For a film about a dancer, Frances Ha sure doesn’t have much dancing in it. Come on, it’s even on the theatrical poster. Instead it’s very much all about the travails of a struggling young artiste trying to find her place in New York. At the same time, it shows her with her best friend, a relationship that our heroine says is “like a lesbian couple that have stopped having sex.”

In the hands of a lesser director or a less accomplished actress, this could well be a case of “so far, so boring.” It might even be repulsive being as it’s about relatively well-off white young people in New York facing distinctly first-world problems and acting as if they were at the height of coolness. The scriptwriter seems cognizant of this, lampshading it with a line, “You’re not poor. That would be an insult to actual poor people.”

Yet Greta Gerwig plays the protagonist with such an appealing combination of naivety, earnestness and cheerfulness that it’s impossible not to like her. The characterization is also deepened by the sense of desperation you sense in her frantic social interactions. This is someone who needs the company of others to feel any joy and so tries hard to fit in, even if her sense of social dynamics is off-kilter and makes it hard. Without this hint of darkness, this film would be unbearably light and chirpy.
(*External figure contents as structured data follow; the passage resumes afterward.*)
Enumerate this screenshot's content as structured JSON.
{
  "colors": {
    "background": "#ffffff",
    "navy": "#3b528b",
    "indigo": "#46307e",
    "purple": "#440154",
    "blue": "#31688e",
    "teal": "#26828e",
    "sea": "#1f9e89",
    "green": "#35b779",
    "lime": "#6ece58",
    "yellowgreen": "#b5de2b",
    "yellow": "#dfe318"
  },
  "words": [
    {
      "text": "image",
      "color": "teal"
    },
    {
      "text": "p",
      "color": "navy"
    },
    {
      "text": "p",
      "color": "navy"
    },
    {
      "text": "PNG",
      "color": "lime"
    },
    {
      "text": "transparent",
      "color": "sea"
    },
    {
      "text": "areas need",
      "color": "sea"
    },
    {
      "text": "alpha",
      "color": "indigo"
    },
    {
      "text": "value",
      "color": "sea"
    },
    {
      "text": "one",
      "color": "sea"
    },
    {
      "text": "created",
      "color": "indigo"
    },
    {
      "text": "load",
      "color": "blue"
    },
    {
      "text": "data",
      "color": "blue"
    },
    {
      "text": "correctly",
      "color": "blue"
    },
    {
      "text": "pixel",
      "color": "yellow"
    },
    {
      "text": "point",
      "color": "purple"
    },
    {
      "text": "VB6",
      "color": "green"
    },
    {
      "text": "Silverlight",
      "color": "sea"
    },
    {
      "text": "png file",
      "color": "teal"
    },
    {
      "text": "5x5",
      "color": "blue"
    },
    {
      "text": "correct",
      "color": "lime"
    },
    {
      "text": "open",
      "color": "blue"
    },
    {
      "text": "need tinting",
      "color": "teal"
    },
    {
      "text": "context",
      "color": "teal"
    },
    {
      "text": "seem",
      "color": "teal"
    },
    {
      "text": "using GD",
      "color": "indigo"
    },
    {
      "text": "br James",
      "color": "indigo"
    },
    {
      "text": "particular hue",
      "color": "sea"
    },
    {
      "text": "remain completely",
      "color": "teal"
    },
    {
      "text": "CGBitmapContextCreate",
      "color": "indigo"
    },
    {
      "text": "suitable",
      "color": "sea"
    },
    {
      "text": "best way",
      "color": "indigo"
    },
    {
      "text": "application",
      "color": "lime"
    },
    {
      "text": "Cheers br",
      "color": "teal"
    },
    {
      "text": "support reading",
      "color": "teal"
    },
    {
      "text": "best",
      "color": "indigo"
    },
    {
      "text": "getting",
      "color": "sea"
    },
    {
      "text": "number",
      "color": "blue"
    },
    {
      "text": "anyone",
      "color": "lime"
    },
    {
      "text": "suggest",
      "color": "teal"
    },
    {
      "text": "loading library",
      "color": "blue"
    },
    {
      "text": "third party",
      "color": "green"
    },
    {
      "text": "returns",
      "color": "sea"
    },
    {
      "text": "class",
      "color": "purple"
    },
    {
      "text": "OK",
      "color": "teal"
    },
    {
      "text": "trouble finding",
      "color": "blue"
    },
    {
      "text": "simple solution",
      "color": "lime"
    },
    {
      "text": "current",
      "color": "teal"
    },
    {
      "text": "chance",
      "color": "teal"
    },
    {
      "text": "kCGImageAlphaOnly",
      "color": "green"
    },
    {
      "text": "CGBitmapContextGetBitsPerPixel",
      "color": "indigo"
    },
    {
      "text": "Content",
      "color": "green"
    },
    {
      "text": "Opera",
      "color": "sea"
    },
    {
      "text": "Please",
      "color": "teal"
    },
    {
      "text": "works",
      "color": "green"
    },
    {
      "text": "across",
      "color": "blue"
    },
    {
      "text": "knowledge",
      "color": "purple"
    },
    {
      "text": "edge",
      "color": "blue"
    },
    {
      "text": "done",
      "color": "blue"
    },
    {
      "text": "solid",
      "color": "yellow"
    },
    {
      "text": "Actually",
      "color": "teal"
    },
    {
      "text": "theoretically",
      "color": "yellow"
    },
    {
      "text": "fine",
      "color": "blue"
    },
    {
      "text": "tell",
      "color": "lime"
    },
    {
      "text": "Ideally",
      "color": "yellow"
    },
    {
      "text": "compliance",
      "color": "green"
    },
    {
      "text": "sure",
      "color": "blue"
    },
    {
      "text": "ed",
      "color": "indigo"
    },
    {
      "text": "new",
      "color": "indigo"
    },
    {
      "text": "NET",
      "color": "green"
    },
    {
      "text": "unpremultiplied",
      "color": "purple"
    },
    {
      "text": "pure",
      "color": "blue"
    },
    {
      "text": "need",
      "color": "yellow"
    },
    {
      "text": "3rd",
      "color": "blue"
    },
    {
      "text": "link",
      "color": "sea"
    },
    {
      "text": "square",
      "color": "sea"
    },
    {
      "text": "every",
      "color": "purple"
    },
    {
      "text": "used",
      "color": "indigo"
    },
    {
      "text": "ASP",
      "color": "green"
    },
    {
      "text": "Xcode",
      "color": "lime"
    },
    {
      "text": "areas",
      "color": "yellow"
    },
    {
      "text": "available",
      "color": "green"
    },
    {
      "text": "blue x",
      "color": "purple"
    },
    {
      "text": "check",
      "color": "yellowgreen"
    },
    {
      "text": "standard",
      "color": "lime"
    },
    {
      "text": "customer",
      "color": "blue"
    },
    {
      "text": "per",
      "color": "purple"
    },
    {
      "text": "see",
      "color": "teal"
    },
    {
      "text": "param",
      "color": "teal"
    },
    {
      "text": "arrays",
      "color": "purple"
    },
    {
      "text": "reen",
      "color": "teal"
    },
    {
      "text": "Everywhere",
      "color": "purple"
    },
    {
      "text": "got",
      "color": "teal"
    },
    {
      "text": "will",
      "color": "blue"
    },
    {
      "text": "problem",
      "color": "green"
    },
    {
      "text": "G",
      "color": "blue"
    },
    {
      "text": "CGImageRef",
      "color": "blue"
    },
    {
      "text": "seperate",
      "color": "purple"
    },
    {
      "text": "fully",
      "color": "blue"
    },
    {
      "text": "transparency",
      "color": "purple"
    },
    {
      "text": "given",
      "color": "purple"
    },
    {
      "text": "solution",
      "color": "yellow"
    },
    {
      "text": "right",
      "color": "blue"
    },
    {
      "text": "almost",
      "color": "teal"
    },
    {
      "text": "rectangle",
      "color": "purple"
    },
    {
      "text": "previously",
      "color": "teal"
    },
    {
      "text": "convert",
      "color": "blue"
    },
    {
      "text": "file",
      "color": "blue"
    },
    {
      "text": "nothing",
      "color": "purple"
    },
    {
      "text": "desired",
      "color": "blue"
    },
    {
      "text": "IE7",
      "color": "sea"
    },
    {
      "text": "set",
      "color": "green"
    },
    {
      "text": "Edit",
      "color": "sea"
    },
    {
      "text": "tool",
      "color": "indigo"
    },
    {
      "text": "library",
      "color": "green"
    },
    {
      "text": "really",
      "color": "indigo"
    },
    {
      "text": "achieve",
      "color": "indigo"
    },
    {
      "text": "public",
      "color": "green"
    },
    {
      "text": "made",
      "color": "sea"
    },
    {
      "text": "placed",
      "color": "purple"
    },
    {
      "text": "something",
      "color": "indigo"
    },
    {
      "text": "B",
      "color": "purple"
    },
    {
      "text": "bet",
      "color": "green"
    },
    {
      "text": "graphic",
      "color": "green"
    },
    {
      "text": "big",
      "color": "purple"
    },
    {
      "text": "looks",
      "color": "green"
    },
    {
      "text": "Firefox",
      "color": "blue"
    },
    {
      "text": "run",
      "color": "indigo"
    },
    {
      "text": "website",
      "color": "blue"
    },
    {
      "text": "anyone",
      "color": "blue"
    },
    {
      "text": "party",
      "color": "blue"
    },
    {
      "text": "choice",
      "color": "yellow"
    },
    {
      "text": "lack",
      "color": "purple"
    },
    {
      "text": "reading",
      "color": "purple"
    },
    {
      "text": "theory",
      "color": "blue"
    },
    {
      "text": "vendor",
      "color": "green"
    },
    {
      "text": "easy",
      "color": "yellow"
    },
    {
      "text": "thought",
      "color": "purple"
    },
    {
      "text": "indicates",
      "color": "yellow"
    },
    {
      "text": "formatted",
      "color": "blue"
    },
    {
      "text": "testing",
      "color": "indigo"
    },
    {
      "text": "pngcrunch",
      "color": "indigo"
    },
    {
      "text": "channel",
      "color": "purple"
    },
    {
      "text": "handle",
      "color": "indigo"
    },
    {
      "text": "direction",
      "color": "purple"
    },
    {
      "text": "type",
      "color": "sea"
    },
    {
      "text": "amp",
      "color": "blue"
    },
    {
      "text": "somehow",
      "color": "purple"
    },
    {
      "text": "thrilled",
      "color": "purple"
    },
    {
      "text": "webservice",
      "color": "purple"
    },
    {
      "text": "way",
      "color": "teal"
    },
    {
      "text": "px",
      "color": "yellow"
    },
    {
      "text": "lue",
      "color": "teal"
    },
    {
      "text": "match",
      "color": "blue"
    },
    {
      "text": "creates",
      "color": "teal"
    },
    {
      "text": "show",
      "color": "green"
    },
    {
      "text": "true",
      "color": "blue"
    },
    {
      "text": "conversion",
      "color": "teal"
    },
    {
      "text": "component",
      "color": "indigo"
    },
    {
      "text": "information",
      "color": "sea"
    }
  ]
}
One Broken Forum poster calls this the kind of film in which nothing much happens. Indeed, the film begins with Frances being somewhat out of sorts due to needing to find a place to stay and ends with her sticking her name on a letterbox in an apartment of her own. In between, we learn a few things about her, a bit about her best friend and her own set of compromises with the realities of life, and we see how Frances maybe manages to achieve a bit of maturity along the way.

It doesn’t sound like much to hang a movie around and indeed, you shouldn’t set your expectations too high for such a modest film. But not every film needs to be about big issues and Frances Ha wins one over with its treatment of the small problems in life with its light-hearted tone, restrained snippets of witticisms and plenty of charm.